Dans ces oeuvres, le poète aborde des sujets comme le drame du 4 mars à Brazzaville, sa ville natale Pointe-Noire (le Kouilou, la route des esclaves, Diosso le village de son père), sa progéniture. Bref, c'est une poésie intime, très personnelle et non engagée. « Ce qui m'a poussé à adapter ces textes du poète chancelier Serge Eugène Ghoma Boubanga, c'est leur beauté et les thèmes abordés, notamment la vie sociale, ses amis qui ne sont plus de ce monde, etc. », a déclaré le directeur artistique du théâtre pour l'Humain, Guy Stan Matingou.

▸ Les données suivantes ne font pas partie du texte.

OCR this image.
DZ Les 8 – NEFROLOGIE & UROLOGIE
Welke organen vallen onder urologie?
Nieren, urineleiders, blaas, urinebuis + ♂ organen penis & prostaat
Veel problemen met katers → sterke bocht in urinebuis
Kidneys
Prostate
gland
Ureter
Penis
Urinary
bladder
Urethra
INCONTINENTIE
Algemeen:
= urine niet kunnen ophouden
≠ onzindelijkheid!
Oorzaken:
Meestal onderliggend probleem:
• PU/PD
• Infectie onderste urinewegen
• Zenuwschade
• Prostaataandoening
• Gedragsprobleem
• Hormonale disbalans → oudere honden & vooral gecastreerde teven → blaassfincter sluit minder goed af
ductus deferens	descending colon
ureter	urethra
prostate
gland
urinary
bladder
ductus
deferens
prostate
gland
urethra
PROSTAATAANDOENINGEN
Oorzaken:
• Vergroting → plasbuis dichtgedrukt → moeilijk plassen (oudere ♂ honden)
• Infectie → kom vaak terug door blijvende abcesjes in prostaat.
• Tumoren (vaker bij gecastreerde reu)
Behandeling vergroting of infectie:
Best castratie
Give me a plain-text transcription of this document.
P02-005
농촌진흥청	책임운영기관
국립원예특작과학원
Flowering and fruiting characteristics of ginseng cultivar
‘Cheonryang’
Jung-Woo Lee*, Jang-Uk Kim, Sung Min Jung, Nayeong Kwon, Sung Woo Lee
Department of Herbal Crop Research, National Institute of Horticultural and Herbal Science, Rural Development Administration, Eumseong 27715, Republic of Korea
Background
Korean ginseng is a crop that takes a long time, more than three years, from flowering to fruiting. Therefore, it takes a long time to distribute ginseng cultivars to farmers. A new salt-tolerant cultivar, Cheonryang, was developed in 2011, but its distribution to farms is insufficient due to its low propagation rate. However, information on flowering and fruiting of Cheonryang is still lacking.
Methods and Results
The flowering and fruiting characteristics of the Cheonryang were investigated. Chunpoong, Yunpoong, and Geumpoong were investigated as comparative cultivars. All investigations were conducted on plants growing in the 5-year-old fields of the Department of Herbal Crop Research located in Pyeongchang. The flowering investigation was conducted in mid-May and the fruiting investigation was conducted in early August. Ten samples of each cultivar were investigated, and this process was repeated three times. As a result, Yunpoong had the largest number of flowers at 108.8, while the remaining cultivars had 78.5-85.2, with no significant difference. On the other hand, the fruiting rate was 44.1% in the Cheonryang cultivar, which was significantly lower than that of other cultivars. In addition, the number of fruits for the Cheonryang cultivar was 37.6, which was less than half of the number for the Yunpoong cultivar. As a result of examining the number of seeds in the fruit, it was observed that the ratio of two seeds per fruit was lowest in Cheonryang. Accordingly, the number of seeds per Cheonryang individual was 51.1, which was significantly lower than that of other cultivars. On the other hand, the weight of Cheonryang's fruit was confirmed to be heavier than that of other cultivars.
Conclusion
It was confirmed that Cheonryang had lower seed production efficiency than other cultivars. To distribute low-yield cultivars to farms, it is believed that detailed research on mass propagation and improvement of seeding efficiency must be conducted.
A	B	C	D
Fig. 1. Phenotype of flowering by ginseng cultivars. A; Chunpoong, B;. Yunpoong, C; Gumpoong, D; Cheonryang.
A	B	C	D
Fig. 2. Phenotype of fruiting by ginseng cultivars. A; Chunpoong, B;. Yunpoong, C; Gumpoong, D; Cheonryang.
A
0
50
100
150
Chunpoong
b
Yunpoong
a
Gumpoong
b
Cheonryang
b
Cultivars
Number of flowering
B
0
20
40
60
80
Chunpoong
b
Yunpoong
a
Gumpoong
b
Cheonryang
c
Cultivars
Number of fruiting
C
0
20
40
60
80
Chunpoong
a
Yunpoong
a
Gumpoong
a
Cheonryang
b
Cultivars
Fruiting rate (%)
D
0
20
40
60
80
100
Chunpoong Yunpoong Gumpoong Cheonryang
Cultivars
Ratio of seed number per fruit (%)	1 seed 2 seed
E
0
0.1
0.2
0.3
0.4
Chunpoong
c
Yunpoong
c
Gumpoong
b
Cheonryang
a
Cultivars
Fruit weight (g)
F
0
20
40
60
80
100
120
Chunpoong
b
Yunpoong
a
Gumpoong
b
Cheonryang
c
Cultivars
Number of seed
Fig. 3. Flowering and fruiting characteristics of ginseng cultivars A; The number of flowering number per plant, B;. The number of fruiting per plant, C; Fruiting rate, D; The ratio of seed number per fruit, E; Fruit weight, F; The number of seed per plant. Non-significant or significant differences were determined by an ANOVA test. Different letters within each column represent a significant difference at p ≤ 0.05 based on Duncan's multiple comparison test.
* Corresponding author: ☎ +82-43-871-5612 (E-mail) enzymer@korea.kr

S'agissant des oeuvres proprement dites, dans "Derniers silences", un ouvrage de 112 pages paru en avril 2011 aux éditions L'Harmattan-Congo, il s'agit de la danse des mots qui illuminent ce recueil de poèmes. Ce qui lui donne un accent singulier dont le lyrisme puissant et grave s'exprime subtilement, à travers aussi bien la douce complainte de l'amour, la douleur face à la mort ou la sublimation de la révolte intérieure de l'être.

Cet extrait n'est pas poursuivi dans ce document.